One might think that adding one dimension to a three-dimensional space adds one new direction but in mathematics, it adds three new directions. In Figure 3.18, each of the three planes that cut through a point in our space has its own quantum direction outside space. Adding a dimension to our space then produces three new quantum directions, all at right angles to each other (Note 1).
Light is a transverse wave that vibrates at right angles to its polarization plane, in a direction outside our space that current physics calls imaginary. But if quantum directions exist, rays of polarized light passing through a point can vibrate in three directions at right angles to each other (Figure 3.18).

Light moving in a given direction however has only two independent ways to vibrate, as its movement axis uses up one dimension. Light then can only polarize in two ways, vertical and horizontal, based on the two independent planes that cut its axis of movement.

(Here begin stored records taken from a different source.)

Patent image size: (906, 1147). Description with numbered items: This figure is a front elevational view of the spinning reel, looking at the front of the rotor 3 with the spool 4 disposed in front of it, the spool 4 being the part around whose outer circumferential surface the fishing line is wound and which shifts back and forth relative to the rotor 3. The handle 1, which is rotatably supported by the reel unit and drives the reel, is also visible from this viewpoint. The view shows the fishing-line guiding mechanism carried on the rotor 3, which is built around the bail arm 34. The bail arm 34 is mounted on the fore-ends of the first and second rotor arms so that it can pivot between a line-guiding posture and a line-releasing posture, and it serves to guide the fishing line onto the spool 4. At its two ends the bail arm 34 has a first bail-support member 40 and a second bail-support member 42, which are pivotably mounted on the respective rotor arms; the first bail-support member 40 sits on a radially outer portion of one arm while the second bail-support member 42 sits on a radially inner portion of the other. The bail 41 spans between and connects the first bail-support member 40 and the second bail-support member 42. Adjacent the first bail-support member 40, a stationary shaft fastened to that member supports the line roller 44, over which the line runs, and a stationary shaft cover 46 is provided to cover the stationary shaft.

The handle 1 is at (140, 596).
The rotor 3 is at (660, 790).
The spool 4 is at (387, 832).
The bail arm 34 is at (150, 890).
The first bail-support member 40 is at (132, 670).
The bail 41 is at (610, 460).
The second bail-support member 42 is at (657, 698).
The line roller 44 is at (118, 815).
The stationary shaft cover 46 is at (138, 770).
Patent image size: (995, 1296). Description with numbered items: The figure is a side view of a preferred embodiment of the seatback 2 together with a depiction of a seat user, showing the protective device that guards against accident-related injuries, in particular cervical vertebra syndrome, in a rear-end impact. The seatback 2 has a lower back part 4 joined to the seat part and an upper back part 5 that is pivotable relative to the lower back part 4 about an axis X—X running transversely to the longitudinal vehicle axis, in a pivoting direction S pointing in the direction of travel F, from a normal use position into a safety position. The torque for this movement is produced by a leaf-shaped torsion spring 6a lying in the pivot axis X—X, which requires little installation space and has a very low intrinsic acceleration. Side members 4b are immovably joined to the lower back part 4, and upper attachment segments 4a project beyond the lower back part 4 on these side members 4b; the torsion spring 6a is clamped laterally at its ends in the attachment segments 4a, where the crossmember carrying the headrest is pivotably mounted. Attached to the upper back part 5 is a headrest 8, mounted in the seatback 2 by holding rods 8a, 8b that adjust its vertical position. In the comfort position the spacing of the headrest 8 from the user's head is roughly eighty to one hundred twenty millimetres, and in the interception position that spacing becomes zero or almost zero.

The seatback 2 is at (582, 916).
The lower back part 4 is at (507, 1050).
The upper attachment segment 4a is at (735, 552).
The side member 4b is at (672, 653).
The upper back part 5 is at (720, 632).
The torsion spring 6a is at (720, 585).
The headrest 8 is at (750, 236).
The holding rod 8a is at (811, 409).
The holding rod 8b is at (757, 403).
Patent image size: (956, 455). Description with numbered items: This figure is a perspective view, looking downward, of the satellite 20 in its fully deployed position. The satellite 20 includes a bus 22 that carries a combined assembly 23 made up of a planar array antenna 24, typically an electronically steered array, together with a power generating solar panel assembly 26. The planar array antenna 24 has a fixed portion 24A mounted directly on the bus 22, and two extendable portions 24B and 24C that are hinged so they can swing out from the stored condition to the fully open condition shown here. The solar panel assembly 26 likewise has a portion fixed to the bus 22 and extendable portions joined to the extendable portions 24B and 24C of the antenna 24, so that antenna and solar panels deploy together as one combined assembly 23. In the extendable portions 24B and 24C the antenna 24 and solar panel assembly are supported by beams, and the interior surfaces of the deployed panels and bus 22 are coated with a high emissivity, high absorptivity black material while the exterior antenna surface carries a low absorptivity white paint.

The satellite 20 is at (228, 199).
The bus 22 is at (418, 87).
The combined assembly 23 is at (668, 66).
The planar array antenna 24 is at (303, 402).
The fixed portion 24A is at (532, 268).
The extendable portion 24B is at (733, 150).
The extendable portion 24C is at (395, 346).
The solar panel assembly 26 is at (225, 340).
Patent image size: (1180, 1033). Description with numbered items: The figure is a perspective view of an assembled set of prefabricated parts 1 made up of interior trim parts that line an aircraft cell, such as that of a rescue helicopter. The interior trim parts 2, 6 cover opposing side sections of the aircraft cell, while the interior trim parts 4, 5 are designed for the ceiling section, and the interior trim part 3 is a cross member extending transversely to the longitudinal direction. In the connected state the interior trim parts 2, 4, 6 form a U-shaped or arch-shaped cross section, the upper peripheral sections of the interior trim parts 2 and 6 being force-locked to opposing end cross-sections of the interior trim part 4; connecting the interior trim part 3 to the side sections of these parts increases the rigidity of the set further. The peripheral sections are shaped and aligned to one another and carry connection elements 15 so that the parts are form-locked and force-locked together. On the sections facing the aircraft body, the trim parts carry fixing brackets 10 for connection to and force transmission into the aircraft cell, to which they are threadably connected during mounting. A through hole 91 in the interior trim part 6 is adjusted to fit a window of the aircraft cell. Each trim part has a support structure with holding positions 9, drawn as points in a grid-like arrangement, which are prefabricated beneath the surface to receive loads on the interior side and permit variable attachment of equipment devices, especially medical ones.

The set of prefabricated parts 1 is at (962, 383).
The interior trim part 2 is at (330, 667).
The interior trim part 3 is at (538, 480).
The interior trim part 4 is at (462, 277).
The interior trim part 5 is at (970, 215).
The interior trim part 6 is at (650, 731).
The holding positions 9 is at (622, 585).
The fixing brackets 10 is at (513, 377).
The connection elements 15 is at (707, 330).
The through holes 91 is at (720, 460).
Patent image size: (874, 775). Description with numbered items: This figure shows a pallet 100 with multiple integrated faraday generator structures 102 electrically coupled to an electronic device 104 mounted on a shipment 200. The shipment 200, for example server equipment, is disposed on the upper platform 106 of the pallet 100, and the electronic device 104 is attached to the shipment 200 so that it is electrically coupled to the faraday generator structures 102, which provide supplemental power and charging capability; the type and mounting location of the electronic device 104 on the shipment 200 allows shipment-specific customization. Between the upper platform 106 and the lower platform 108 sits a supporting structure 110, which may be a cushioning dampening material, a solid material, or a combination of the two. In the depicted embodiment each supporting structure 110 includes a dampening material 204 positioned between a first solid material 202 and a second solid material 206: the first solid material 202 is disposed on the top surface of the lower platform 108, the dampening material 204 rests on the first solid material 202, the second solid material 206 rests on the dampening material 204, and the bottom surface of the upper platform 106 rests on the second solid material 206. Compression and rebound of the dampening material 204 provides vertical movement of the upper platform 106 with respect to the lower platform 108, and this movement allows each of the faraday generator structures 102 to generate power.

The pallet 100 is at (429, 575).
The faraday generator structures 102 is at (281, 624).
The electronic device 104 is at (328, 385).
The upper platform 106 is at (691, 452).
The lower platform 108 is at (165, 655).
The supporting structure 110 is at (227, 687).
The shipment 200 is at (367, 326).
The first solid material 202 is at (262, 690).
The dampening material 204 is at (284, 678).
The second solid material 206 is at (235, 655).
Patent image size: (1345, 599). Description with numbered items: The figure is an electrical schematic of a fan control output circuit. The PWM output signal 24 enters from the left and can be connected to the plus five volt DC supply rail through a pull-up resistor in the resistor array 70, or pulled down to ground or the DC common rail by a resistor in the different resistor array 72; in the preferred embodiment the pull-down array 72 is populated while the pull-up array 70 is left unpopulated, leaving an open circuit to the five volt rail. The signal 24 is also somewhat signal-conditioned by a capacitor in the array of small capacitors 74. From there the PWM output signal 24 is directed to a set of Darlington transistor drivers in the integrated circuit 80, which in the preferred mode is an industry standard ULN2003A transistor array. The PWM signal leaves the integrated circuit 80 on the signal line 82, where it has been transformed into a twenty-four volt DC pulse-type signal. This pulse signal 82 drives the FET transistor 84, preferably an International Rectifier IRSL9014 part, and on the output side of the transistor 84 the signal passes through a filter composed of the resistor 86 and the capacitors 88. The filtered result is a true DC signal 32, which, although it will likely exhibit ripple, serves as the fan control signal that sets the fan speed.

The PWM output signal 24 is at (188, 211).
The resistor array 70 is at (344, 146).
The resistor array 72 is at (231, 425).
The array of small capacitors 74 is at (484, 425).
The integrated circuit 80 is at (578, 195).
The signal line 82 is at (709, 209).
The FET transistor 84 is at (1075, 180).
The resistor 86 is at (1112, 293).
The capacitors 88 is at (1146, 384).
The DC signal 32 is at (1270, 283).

The quantum directions of these planes are at right angles to each other, so a filter blocking vertical polarized light doesn’t block horizontal polarized light, and vice-versa.
Vertically polarized light vibrates in a quantum direction at right angles to horizontally polarized light, so what blocks one doesn’t block the other, as they are independent vibrations. What then happens when a polarization filter is turned on an angle?
Note 1: If physical space has dimensions (X, Y, Z), let quantum space have dimensions (X, Y, Z, Q), where Q is a fourth quantum dimension. A point in physical space with three orthogonal planes XY, XZ and YZ through it then has three orthogonal quantum directions outside our space. A photon with any polarization plane can vibrate into a quantum direction at right angles to it.